You ask why I oppose minimum wages despite the undoubted reality of what Café Hayek commenter Daniel Kuehn calls “search and matching frictions [2].”  (“Search and matching frictions,” of course, are in this context frictions that prevent low-skilled workers from instantaneously switching from their current jobs to better jobs that are available.  These frictions are said to give firms monopsony power over low-skilled workers – power that allows firms to underpay these workers and, thus, opens up in theory the possibility for minimum wages to raise workers’ wages without destroying a single job.)

Your question is good.  I have, though, addressed this issue often at Café Hayek; see the first link* below my signature.  But let me here summarize three main reasons for my rejecting the reality of search and matching frictions as a sound justification for minimum wages.

First, monopsony power is merely a necessary condition for minimum wages not to destroy jobs; it’s not sufficient.  If minimum wages are not to destroy any jobs, employers – needing excess profits out of which to pay the higher labor costs – must also have permanent monopoly power in the markets in which they sell their outputs.**  It is plain, however, that monopoly power does not exist in reality in those industries that employ lots of low-skilled workers.

Second, another name for “search and matching frictions” is “profit opportunities.”  Central to market processes are entrepreneurs who search for pure (that is, above-normal) profit in the only places that pure profit can be found, namely, in arrangements that can be, but haven’t yet been, improved to better satisfy human wants.  If search and matching frictions do indeed loom large in labor markets, we can depend upon entrepreneurs to discover ways to make it easier for underpaid workers’ to find and seize these entrepreneurs’ better job offerings.  Or more precisely: private entrepreneurs, spending their own money, are far more likely to accurately identify such profit opportunities than are academics with no skin in the game.  Because entry into most of the industries that employ large numbers of low-skilled workers is quite easy, it is simply unbelievable that search and matching frictions loom so large in those labor markets as to make minimum wages economically justified.

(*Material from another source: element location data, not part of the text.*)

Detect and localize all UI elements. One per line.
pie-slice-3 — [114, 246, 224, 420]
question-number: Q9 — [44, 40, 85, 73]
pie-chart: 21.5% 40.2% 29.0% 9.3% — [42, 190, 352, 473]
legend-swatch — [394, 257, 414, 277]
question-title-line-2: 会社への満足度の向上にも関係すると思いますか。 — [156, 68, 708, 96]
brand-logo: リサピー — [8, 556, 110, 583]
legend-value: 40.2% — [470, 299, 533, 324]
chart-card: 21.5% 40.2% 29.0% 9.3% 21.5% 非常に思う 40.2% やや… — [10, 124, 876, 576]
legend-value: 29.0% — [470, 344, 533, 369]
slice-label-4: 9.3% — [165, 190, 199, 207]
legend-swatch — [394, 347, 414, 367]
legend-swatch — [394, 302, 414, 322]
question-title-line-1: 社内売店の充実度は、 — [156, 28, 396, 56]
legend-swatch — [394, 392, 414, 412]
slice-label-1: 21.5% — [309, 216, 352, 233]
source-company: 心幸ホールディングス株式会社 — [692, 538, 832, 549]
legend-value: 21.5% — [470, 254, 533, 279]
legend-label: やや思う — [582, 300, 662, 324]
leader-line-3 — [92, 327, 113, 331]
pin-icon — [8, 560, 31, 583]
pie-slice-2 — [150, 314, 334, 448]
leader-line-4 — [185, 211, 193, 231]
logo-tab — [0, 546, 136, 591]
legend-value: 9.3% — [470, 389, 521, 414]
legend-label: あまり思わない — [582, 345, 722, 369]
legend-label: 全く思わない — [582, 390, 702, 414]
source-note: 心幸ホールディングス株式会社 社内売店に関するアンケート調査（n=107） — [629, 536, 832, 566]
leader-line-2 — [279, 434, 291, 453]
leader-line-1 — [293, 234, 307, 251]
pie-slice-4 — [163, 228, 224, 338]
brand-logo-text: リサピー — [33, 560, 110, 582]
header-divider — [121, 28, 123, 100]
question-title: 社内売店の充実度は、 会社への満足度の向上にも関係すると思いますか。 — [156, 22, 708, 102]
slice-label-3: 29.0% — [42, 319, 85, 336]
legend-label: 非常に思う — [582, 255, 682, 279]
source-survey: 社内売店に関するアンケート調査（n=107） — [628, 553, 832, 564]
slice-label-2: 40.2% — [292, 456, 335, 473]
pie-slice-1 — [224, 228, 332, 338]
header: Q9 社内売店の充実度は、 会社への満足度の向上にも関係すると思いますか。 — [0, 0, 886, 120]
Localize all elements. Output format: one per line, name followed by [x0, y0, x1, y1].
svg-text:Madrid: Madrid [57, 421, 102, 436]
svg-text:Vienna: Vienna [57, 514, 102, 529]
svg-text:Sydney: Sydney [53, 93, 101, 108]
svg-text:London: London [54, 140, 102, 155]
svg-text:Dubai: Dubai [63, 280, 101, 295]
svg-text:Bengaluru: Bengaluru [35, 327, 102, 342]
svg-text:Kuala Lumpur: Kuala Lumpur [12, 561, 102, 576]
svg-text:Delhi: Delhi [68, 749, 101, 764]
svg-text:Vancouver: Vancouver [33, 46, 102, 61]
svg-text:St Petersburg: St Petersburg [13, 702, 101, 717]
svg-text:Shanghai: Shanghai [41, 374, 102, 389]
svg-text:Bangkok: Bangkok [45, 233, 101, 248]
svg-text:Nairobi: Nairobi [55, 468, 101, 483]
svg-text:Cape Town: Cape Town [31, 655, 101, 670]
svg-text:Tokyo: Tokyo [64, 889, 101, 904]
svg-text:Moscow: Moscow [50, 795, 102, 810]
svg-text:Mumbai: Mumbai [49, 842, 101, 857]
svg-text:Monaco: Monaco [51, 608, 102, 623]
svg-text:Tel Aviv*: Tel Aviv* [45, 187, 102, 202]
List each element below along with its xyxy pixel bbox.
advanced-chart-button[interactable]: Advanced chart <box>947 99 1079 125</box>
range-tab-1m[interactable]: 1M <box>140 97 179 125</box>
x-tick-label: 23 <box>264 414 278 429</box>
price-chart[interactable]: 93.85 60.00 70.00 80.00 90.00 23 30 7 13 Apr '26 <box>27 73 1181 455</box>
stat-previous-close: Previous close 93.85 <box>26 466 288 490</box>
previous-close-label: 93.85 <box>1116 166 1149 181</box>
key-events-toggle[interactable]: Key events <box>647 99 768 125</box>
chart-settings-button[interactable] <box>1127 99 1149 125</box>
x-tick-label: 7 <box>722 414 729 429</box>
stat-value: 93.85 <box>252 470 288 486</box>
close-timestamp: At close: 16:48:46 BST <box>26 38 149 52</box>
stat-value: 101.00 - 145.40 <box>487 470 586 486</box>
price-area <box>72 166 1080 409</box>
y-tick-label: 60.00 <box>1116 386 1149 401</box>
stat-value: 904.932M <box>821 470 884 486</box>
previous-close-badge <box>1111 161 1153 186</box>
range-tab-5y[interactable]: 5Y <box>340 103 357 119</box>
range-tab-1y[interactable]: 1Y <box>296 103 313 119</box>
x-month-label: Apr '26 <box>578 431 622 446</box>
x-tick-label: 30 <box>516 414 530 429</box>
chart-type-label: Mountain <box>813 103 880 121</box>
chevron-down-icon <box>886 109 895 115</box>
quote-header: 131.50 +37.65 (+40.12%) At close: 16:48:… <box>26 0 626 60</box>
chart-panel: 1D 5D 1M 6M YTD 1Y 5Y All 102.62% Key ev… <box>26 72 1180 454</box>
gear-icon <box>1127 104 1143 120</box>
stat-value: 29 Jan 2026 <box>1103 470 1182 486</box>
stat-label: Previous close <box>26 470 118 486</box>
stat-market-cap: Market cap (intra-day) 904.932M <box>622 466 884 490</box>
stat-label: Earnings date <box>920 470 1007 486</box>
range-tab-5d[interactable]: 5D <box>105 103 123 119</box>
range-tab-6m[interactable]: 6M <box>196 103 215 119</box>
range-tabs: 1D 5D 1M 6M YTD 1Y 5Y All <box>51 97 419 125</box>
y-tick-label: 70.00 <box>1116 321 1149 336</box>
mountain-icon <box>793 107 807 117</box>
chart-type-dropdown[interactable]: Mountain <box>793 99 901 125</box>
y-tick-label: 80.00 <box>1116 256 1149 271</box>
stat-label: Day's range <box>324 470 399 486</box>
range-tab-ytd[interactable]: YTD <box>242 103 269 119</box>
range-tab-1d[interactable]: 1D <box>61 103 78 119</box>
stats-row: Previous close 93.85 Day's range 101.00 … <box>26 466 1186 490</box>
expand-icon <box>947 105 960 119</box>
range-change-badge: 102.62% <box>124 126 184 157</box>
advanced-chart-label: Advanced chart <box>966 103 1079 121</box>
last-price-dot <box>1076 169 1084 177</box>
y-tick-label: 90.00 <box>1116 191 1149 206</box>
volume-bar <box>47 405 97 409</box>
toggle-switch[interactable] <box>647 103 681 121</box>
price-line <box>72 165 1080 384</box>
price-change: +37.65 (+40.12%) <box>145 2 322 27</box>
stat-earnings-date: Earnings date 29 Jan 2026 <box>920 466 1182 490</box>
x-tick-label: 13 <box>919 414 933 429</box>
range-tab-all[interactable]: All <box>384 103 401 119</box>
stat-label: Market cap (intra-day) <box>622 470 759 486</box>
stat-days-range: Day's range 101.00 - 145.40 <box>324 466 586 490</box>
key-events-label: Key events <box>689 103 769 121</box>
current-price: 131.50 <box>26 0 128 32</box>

Third, minimum wages themselves create search and matching difficulties for workers.***  By reducing the attractiveness to employers of using business plans calling for lots of low-skilled workers, minimum wages themselves increase workers’ risks of quitting their current jobs.  The reason is simple: minimum wages artificially reduce the number of jobs available for low-skilled workers.  Therefore, workers fortunate enough to find jobs at the minimum wage are less likely than otherwise to risk quitting those jobs in order to search for better ones.

Sincerely,
Donald J. Boudreaux
Professor of Economics
and
Martha and Nelson Getchell Chair for the Study of Free Market Capitalism at the Mercatus Center
George Mason University
Fairfax, VA  22030

Here [3]

** And here [4].

*** I do not call the search and matching difficulties created by minimum wages “frictions.”  The reason is that minimum wages are not frictions; they are permanent (save to the extent that they are reduced by inflation).  Unlike frictions that are the result of ‘imperfect’ markets, minimum wages are enforced with threats of violence.  The job-search difficulties created by minimum wages are far more lasting and binding than are those of ‘imperfect’-market frictions.